A deep residual inception network with channel attention modules for multi-label cardiac abnormality detection from reduced-lead ECG

Date

2022-05-12

Department

Program

Citation of Original Publication

Apoorva Srivastava et al 2022 Physiol. Meas. in press https://doi.org/10.1088/1361-6579/ac6f40

Rights

This is an author-created, un-copyedited version of an article accepted for publication/published in Physiological Measurement. IOP Publishing Ltd is not responsible for any errors or omissions in this version of the manuscript or any version derived from it. The Version of Record is available online at https://doi.org/10.1088/1361-6579/ac6f40
Access to this item will begin on date May 12, 2023

Subjects

Abstract

Objective. Most arrhythmias due to cardiovascular diseases alter the electrical activity, resulting in morphological alterations in electrocardiogram (ECG) recordings.

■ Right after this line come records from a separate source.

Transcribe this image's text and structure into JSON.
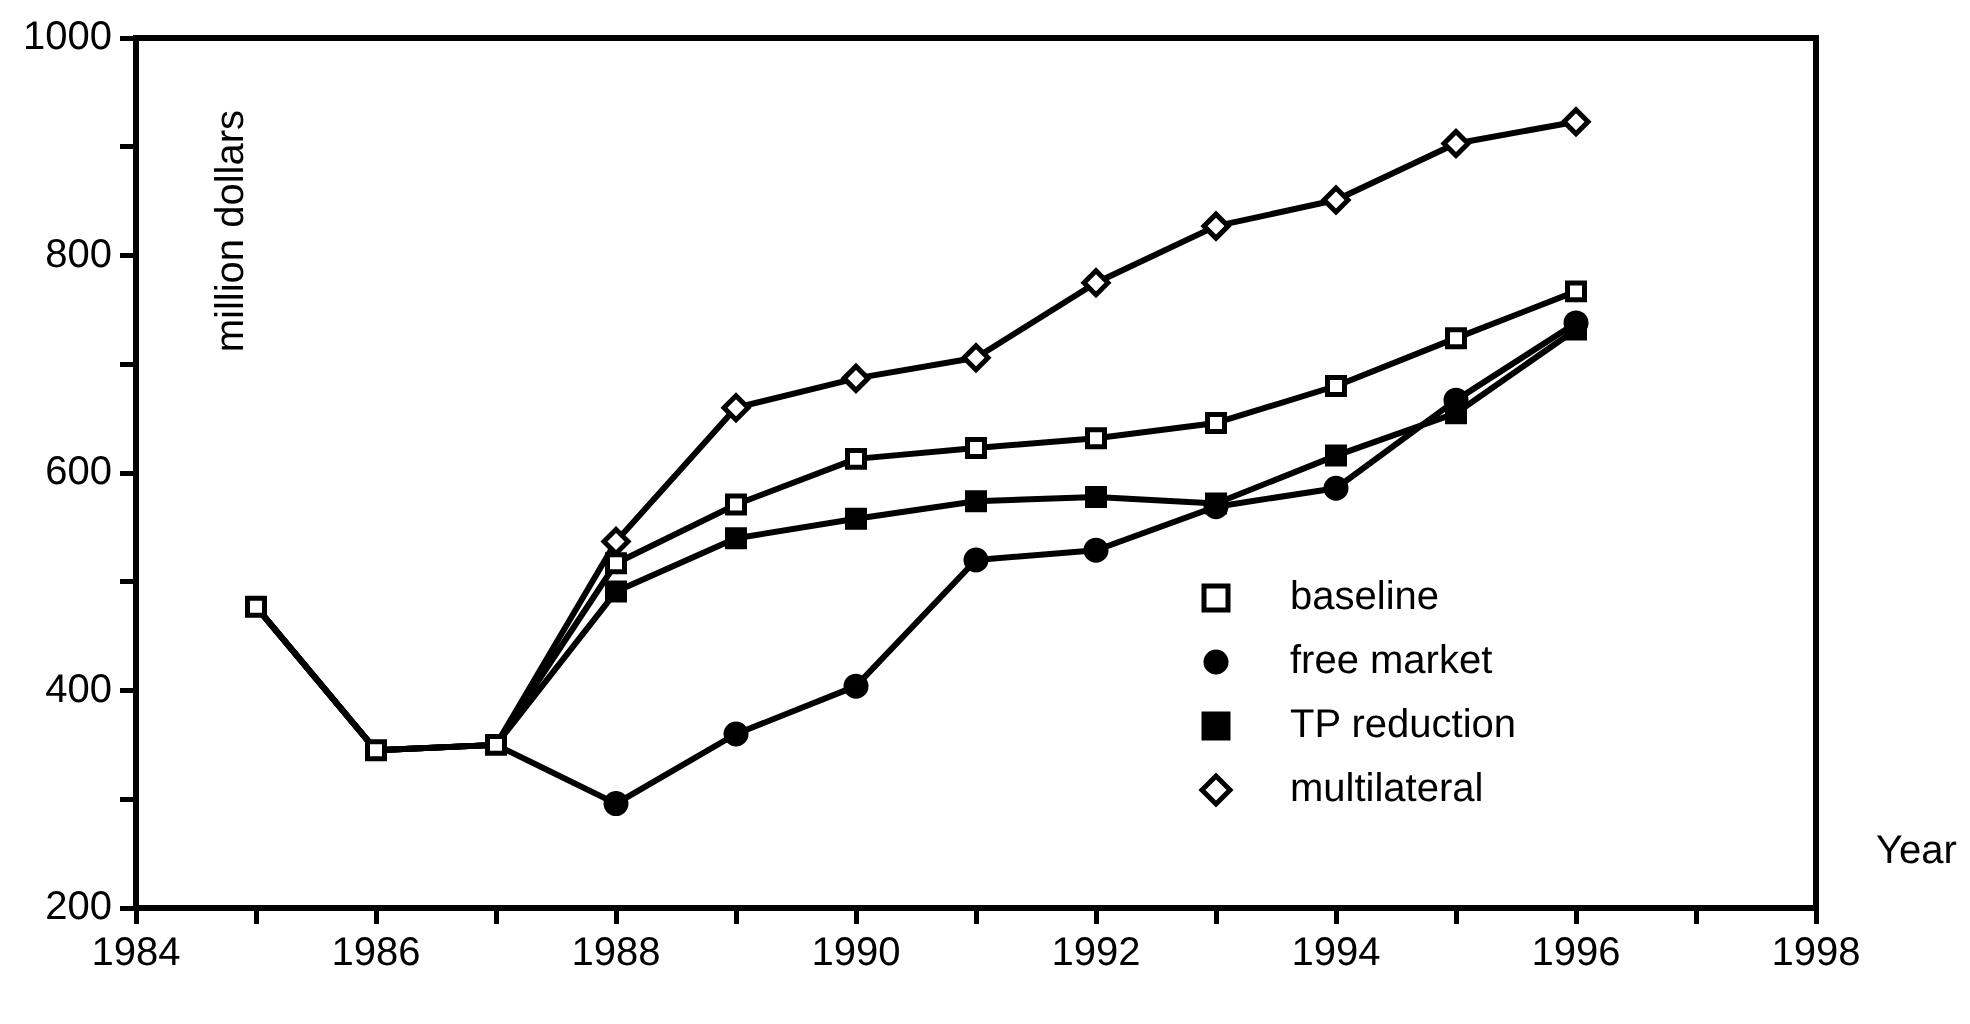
{
  "chart_data": {
    "type": "line",
    "xlabel": "Year",
    "ylabel": "million dollars",
    "x": [
      1985,
      1986,
      1987,
      1988,
      1989,
      1990,
      1991,
      1992,
      1993,
      1994,
      1995,
      1996
    ],
    "series": [
      {
        "name": "baseline",
        "color": "#000000",
        "marker": "square",
        "values": [
          477,
          345,
          350,
          517,
          571,
          613,
          623,
          632,
          646,
          680,
          724,
          767
        ]
      },
      {
        "name": "free market",
        "color": "#000000",
        "marker": "circle",
        "values": [
          477,
          345,
          350,
          296,
          360,
          404,
          520,
          529,
          569,
          586,
          667,
          738
        ]
      },
      {
        "name": "TP reduction",
        "color": "#000000",
        "marker": "square",
        "values": [
          477,
          345,
          350,
          491,
          540,
          558,
          574,
          578,
          572,
          616,
          655,
          732
        ]
      },
      {
        "name": "multilateral",
        "color": "#000000",
        "marker": "diamond",
        "values": [
          477,
          345,
          350,
          537,
          660,
          687,
          706,
          775,
          827,
          851,
          903,
          923
        ]
      }
    ],
    "xlim": [
      1984,
      1998
    ],
    "xticks": [
      1984,
      {
        "value": 1985,
        "label": null
      },
      1986,
      {
        "value": 1987,
        "label": null
      },
      1988,
      {
        "value": 1989,
        "label": null
      },
      1990,
      {
        "value": 1991,
        "label": null
      },
      1992,
      {
        "value": 1993,
        "label": null
      },
      1994,
      {
        "value": 1995,
        "label": null
      },
      1996,
      {
        "value": 1997,
        "label": null
      },
      1998
    ],
    "ylim": [
      200,
      1000
    ],
    "yticks": [
      200,
      {
        "value": 300,
        "label": null
      },
      400,
      {
        "value": 500,
        "label": null
      },
      600,
      {
        "value": 700,
        "label": null
      },
      800,
      {
        "value": 900,
        "label": null
      },
      1000
    ],
    "legend": "bottom right",
    "line_style": "solid"
  }
}
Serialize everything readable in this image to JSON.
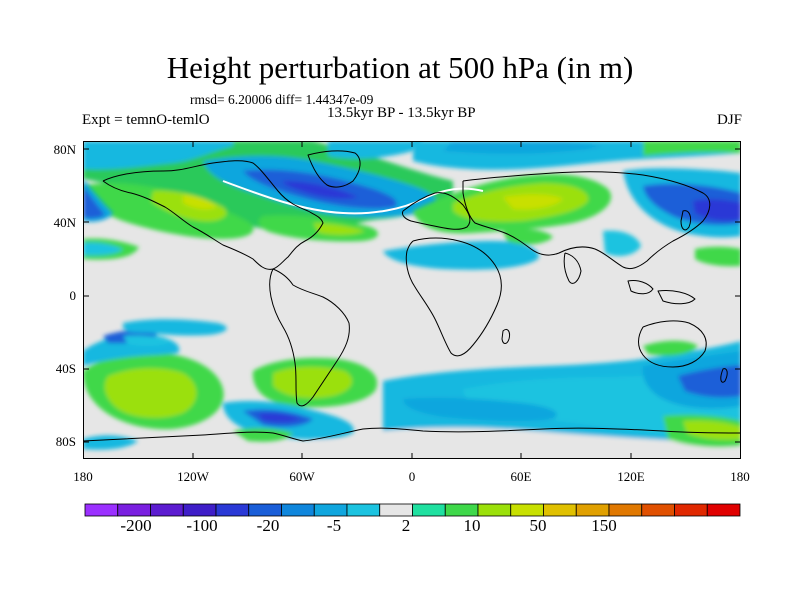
{
  "title": "Height perturbation at 500 hPa (in m)",
  "stats": "rmsd= 6.20006 diff= 1.44347e-09",
  "expt": "Expt = temnO-temlO",
  "period": "13.5kyr BP - 13.5kyr BP",
  "season": "DJF",
  "lat_labels": [
    "80N",
    "40N",
    "0",
    "40S",
    "80S"
  ],
  "lon_labels": [
    "180",
    "120W",
    "60W",
    "0",
    "60E",
    "120E",
    "180"
  ],
  "colorbar": {
    "labels": [
      "-200",
      "-100",
      "-20",
      "-5",
      "2",
      "10",
      "50",
      "150"
    ],
    "colors": [
      "#9b30ff",
      "#7a1fe0",
      "#5c1cd0",
      "#3f1ec8",
      "#2a39d6",
      "#1a5ed8",
      "#0f86dc",
      "#10a6de",
      "#1cc3e0",
      "#e6e6e6",
      "#1fe0a0",
      "#3fd84a",
      "#9be00a",
      "#c8e000",
      "#e0c000",
      "#e0a000",
      "#e07800",
      "#e05000",
      "#e02800",
      "#e00000"
    ]
  },
  "map": {
    "lat_range": [
      -90,
      90
    ],
    "lon_range": [
      -180,
      180
    ],
    "background": "#e6e6e6"
  }
}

ECG acquisition is a low-cost, non-invasive process and is commonly used for continuous monitoring as a diagnostic tool for cardiac abnormality identification. Our objective is to diagnose twenty-nine cardiac abnormalities and sinus rhythm using varied lead ECG signals. Approach. This work proposes a deep residual inception network with channel attention mechanism (RINCA) for twenty-nine cardiac arrhythmia classification (CAC) along with normal ECG from multi-label ECG signal with different lead combinations. The RINCA architecture employing the Inception-based convolutional neural network backbone uses residual skip connections with the channel attention mechanism. The Inception model facilitates efficient computation and prevents overfitting while exploring deeper networks through dimensionality reduction and stacked 1-dimensional convolutions. The residual skip connections alleviate the vanishing gradient problem. The attention modules selectively leverage the temporally significant segments in a sequence and predominant channels for multi-lead ECG signals, contributing to the decision-making. Main results. Exhaustive experimental evaluation on the large-scale 'PhysioNet/Computing in Cardiology Challenge (2021)' dataset demonstrates RINCA efficacy. On the hidden test data set, RINCA achieves the challenge metric score of 0.55, 0.51, 0.53, 0.51, and 0.53 (ranked 2nd, 5th, 4th, 5th and 4th) for the twelve-lead, six-lead, four-lead, three-lead, and two-lead combination cases, respectively. Significance. The proposed RINCA model is more robust against varied sampling frequency, recording time, and data with heterogeneous demographics than the existing art. The explainability analysis shows RINCA potential in clinical interpretations.